Actualités of Monday, 7 September 2026

Source: www.camerounweb.com

Une vraie folie : le régime prend une décision qui va beaucoup déranger

Certains parlent de mauvaise décision tandis que d’autres trouvent que c’est une stratégie bien pensée. L’État a déboursé 78 milliards de francs, une dépense qui défraie la chronique.

Le lanceur d’alerte Boris Bertolt dévoile que cet argent a été sorti pour racheter une société qui a 1 000 milliards de francs CFA de dette. Voici les détails du dossier avancés par la source.

Le 19 novembre 2025, l’État signe avec le fonds britannique Actis le rachat de ses 51 % dans Eneo pour 78 milliards de francs CFA. Le 10 février 2026, le paiement des 78 milliards est effectué (sur le budget 2026).

Après cette opération, l’État détient 95 % du capital (les 5 % restants étaient réservés aux employés). Le 4 mai 2026, un décret présidentiel transforme Eneo en Socadel (Société camerounaise d’électricité), société à capital 100 % public. L’État devient actionnaire unique. Le capital social est fixé à environ 43,9 milliards de francs CFA.

Au moment de la reprise, la dette d’Eneo était estimée à environ 800 milliards de francs CFA (certains chiffres circulant vont jusqu’à près de 900-923 milliards selon les estimations élargies, en incluant des engagements et dettes croisées).

Cette dette comprend notamment des dettes importantes envers les fournisseurs, des créances non recouvrées (dont une part significative due par l’État et les administrations publiques elles-mêmes), des dettes envers d’autres entreprises publiques (Sonatrel, EDC, etc.).

L’entreprise avait aussi un déficit structurel important : revenus mensuels autour de 30 milliards contre des charges d’environ 50 milliards. Pourquoi ça pose question en gouvernance ? Le prix de 78 milliards ne représente que le coût d’achat des actions. En reprenant le contrôle, l’État récupère aussi le passif (dette + déficits de fonctionnement).

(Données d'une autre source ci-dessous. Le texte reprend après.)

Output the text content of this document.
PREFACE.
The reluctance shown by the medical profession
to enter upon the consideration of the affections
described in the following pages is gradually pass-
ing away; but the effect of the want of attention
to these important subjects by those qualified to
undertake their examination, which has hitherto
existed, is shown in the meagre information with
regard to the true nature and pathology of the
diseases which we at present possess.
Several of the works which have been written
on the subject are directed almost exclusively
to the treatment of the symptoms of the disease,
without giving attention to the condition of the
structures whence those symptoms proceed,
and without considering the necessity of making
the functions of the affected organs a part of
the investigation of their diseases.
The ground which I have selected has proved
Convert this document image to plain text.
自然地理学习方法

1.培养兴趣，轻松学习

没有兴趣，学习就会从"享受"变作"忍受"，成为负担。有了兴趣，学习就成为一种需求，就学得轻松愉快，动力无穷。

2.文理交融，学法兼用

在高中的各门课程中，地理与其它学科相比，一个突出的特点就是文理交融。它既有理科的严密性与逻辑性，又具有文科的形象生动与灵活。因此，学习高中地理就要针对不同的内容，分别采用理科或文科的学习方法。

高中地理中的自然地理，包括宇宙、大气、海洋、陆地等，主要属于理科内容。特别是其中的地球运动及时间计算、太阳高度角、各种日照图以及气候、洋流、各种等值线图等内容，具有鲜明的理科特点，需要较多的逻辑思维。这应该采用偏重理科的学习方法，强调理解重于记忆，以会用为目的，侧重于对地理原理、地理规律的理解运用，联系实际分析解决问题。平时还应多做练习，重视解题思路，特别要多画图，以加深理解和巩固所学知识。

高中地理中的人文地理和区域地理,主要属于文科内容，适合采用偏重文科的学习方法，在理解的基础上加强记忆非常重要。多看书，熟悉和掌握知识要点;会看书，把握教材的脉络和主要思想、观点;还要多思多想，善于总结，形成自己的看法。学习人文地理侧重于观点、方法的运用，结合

Les critiques portent sur le poids supplémentaire pour les finances publiques ; la capacité de la nouvelle société publique (Socadel) à redresser la situation (réduire les pertes techniques et commerciales, améliorer le recouvrement, moderniser le réseau) ; le fait que l’État, qui était déjà un mauvais payeur auprès d’Eneo, se retrouve désormais actionnaire unique d’une entreprise plombée en partie par ses propres impayés.

En résumé, l’État a repris le contrôle d’un actif stratégique pour 78 milliards, mais hérite d’une structure très endettée et structurellement déficitaire. Le vrai enjeu de gouvernance est maintenant de savoir si Socadel arrivera à inverser la tendance.

Les risques pour l’État. Il a payé 78 milliards pour les actions, mais hérite d’une dette d’environ 800 milliards de francs CFA (voire plus selon les estimations). L’entreprise générait un déficit d’exploitation d’environ 20 milliards par mois (charges > recettes). Cela représente un poids lourd pour le budget de l’État, déjà sous tension.

Mais pourquoi l’État le fait ? L’électricité est un secteur stratégique. Après plus de 20 ans de gestion privée (AES puis Actis), le gouvernement veut reprendre le contrôle total pour orienter les investissements et les priorités selon ses propres objectifs.


Certains Camerounais qualifient de décision de « véritable bêtise » et de « vraie folie », tristes de devoir voir l’argent du contribuable être dépensé de la sorte.